Tetracyclines are a class of compounds that includes clinically employed antibacterial agents such as minocycline. Other tetracyclines, including the semisynthetic compound Col-3 and the natural product SF2575, exhibit anticancer activity. This dissertation focuses on the synthesis of tetracyclines as anticancer agents, specifically fully synthetic tetracyclines with structural modifications at the C4 position of the tetracycline scaffold.

An improved synthetic route to enone 56, a key intermediate for the synthesis of C4- modified tetracyclines, was developed. The new route provided 56 in higher overall yield and in fewer steps than a previously established route: 16% yield over 9 steps vs. 5% yield over 11 steps. In the new route, it was found that an alternative chiral ligand could be used successfully for an enantioselective vinylation reaction in place of the originally reported ligand, affording equally high enantioselectivity. The alternative ligand could be derived from a starting material that, unlike the precursor of the original ligand, was relatively inexpensive and not a controlled substance. 

In addition to enone 56, six variously substituted phenyl o-toluate esters were also prepared as tetracycline precursors. The four-ring core of the tetracycline structure was constructed by reaction of 56 with a phenyl o-toluate ester, and subsequent efforts were directed toward structural diversification at the C4 position on the tetracyclic core, especially via reactions of a selectively deprotected hydroxyl group at C4. Some attempts to activate a C4 alcohol as a leaving group resulted in intramolecular alkylation, forming a product containing a norbornyl ring system. Esterification of the C4 hydroxyl under certain Mitsunobu reaction conditions unexpectedly proceeded with stereochemical retention at C4, not inversion. Results of ¹⁸O-labeling experiments were consistent with an acylative reaction mechanism, which accounts for the observed configurational retention. 

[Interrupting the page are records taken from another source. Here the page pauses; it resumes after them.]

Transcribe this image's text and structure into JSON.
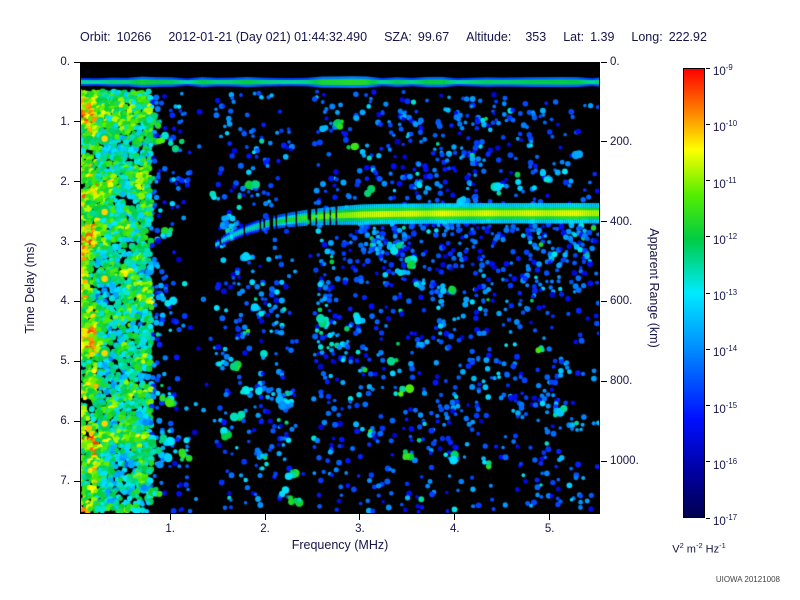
{
  "header": {
    "orbit_label": "Orbit:",
    "orbit_value": "10266",
    "datetime": "2012-01-21 (Day 021) 01:44:32.490",
    "sza_label": "SZA:",
    "sza_value": "99.67",
    "alt_label": "Altitude:",
    "alt_value": "353",
    "lat_label": "Lat:",
    "lat_value": "1.39",
    "long_label": "Long:",
    "long_value": "222.92"
  },
  "credit": "UIOWA 20121008",
  "chart_data": {
    "type": "heatmap",
    "title": "",
    "xlabel": "Frequency (MHz)",
    "ylabel_left": "Time Delay (ms)",
    "ylabel_right": "Apparent Range (km)",
    "xlim": [
      0.05,
      5.53
    ],
    "tlim": [
      0,
      7.55
    ],
    "km_per_ms": 150,
    "x_ticks": [
      {
        "v": 1,
        "label": "1."
      },
      {
        "v": 2,
        "label": "2."
      },
      {
        "v": 3,
        "label": "3."
      },
      {
        "v": 4,
        "label": "4."
      },
      {
        "v": 5,
        "label": "5."
      }
    ],
    "y_ticks_left": [
      {
        "v": 0,
        "label": "0."
      },
      {
        "v": 1,
        "label": "1."
      },
      {
        "v": 2,
        "label": "2."
      },
      {
        "v": 3,
        "label": "3."
      },
      {
        "v": 4,
        "label": "4."
      },
      {
        "v": 5,
        "label": "5."
      },
      {
        "v": 6,
        "label": "6."
      },
      {
        "v": 7,
        "label": "7."
      }
    ],
    "y_ticks_right": [
      {
        "v": 0,
        "label": "0."
      },
      {
        "v": 200,
        "label": "200."
      },
      {
        "v": 400,
        "label": "400."
      },
      {
        "v": 600,
        "label": "600."
      },
      {
        "v": 800,
        "label": "800."
      },
      {
        "v": 1000,
        "label": "1000."
      }
    ],
    "colorbar": {
      "base": "10",
      "tick_exponents": [
        "-9",
        "-10",
        "-11",
        "-12",
        "-13",
        "-14",
        "-15",
        "-16",
        "-17"
      ],
      "units": "V^2 m^-2 Hz^-1"
    },
    "colormap_stops": [
      {
        "p": 0.0,
        "c": "#000050"
      },
      {
        "p": 0.1,
        "c": "#0000a0"
      },
      {
        "p": 0.22,
        "c": "#0010ff"
      },
      {
        "p": 0.38,
        "c": "#0090ff"
      },
      {
        "p": 0.5,
        "c": "#00eaff"
      },
      {
        "p": 0.62,
        "c": "#00cc44"
      },
      {
        "p": 0.72,
        "c": "#55ee00"
      },
      {
        "p": 0.82,
        "c": "#ffff00"
      },
      {
        "p": 0.9,
        "c": "#ff8800"
      },
      {
        "p": 1.0,
        "c": "#ff0000"
      }
    ],
    "speckle_density": [
      [
        0.05,
        0.95
      ],
      [
        0.45,
        0.9
      ],
      [
        0.8,
        0.72
      ],
      [
        1.0,
        0.4
      ],
      [
        1.3,
        0.3
      ],
      [
        1.7,
        0.32
      ],
      [
        2.1,
        0.4
      ],
      [
        2.6,
        0.38
      ],
      [
        3.0,
        0.36
      ],
      [
        3.6,
        0.38
      ],
      [
        4.2,
        0.34
      ],
      [
        5.0,
        0.3
      ],
      [
        5.53,
        0.26
      ]
    ],
    "features": {
      "surface_echo": {
        "delay_ms": 0.32,
        "f_min": 0.05,
        "f_max": 5.53,
        "intensity": 0.62
      },
      "ionospheric_trace": {
        "delay_ms": 2.52,
        "cusp_freq": 1.45,
        "cusp_scale": 0.5,
        "cusp_rise": 0.55,
        "f_min": 1.45,
        "f_max": 5.53,
        "ramp_freq": 3.0,
        "intensity_low": 0.5,
        "intensity_high": 0.8
      },
      "diffuse_echo": {
        "f_min": 2.9,
        "extent_ms": 1.8,
        "boost": 0.22
      },
      "upper_right_cloud": {
        "f_min": 3.1,
        "f_max": 4.7,
        "t_min": 0.7,
        "t_max": 2.2,
        "boost": 0.12
      },
      "low_freq_noise": {
        "f_max": 0.8
      },
      "dark_bands": [
        {
          "f_min": 1.22,
          "f_max": 1.47
        },
        {
          "f_min": 2.28,
          "f_max": 2.52
        }
      ],
      "noise_rows": [
        {
          "delay_ms": 1.27,
          "f_min": 0.05,
          "f_max": 0.97,
          "intensity": 0.58
        },
        {
          "delay_ms": 2.5,
          "f_min": 0.05,
          "f_max": 0.72,
          "intensity": 0.6
        }
      ],
      "cyclotron_spots": {
        "freq": 0.3,
        "delays": [
          1.27,
          2.5,
          3.62,
          4.87,
          6.05
        ],
        "intensity": 0.85
      }
    }
  }
}
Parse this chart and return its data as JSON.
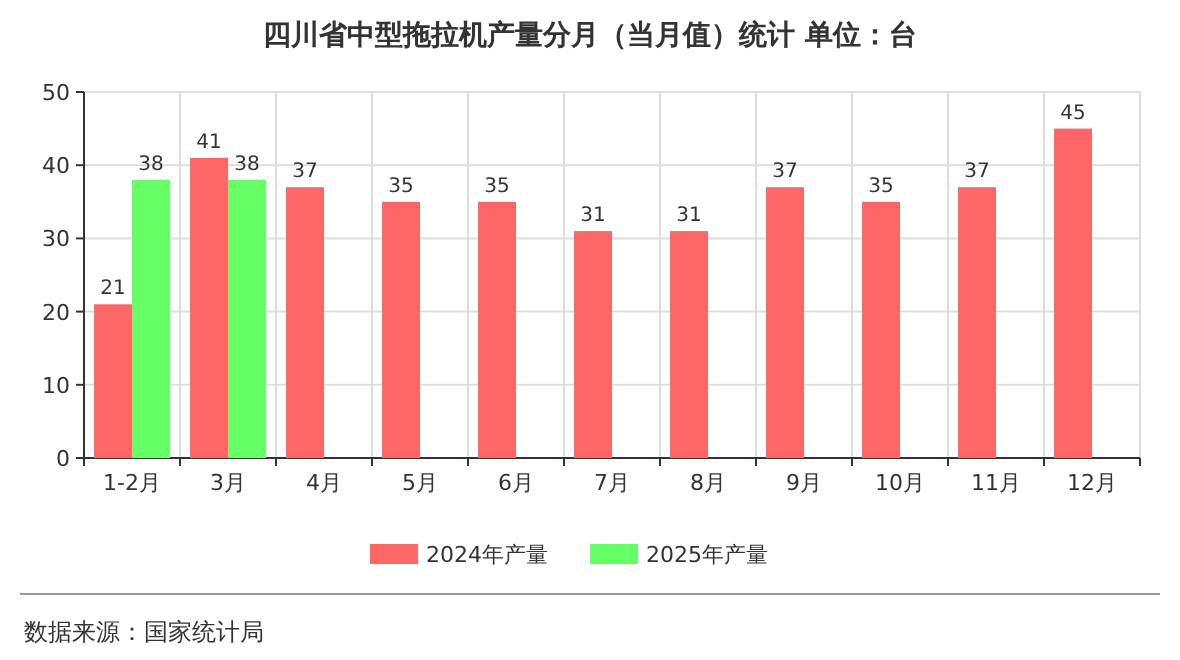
{
  "chart_data": {
    "type": "bar",
    "title": "四川省中型拖拉机产量分月（当月值）统计 单位：台",
    "categories": [
      "1-2月",
      "3月",
      "4月",
      "5月",
      "6月",
      "7月",
      "8月",
      "9月",
      "10月",
      "11月",
      "12月"
    ],
    "series": [
      {
        "name": "2024年产量",
        "color": "#ff6666",
        "values": [
          21,
          41,
          37,
          35,
          35,
          31,
          31,
          37,
          35,
          37,
          45
        ]
      },
      {
        "name": "2025年产量",
        "color": "#66ff66",
        "values": [
          38,
          38,
          null,
          null,
          null,
          null,
          null,
          null,
          null,
          null,
          null
        ]
      }
    ],
    "ylim": [
      0,
      50
    ],
    "yticks": [
      0,
      10,
      20,
      30,
      40,
      50
    ],
    "grid": true,
    "legend": "bottom",
    "data_labels": true,
    "annotations": [
      "数据来源：国家统计局"
    ]
  }
}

The products of the stereoretentive esterification reactions were converted to C4-modified tetracyclines. These tetracyclines were cytotoxic to K-562 human chronic myelogenous leukemia cells and A549 human lung epithelial carcinoma cells with IC₅₀ values of 0.49–3.07 μM, and they were less toxic toward human primary small airway epithelial cells. The four C4-modified tetracyclines exhibited generally stronger cytotoxicity in the K-562 and A549 cell lines than their structurally related counterparts that differ in the type of substituent present at C4.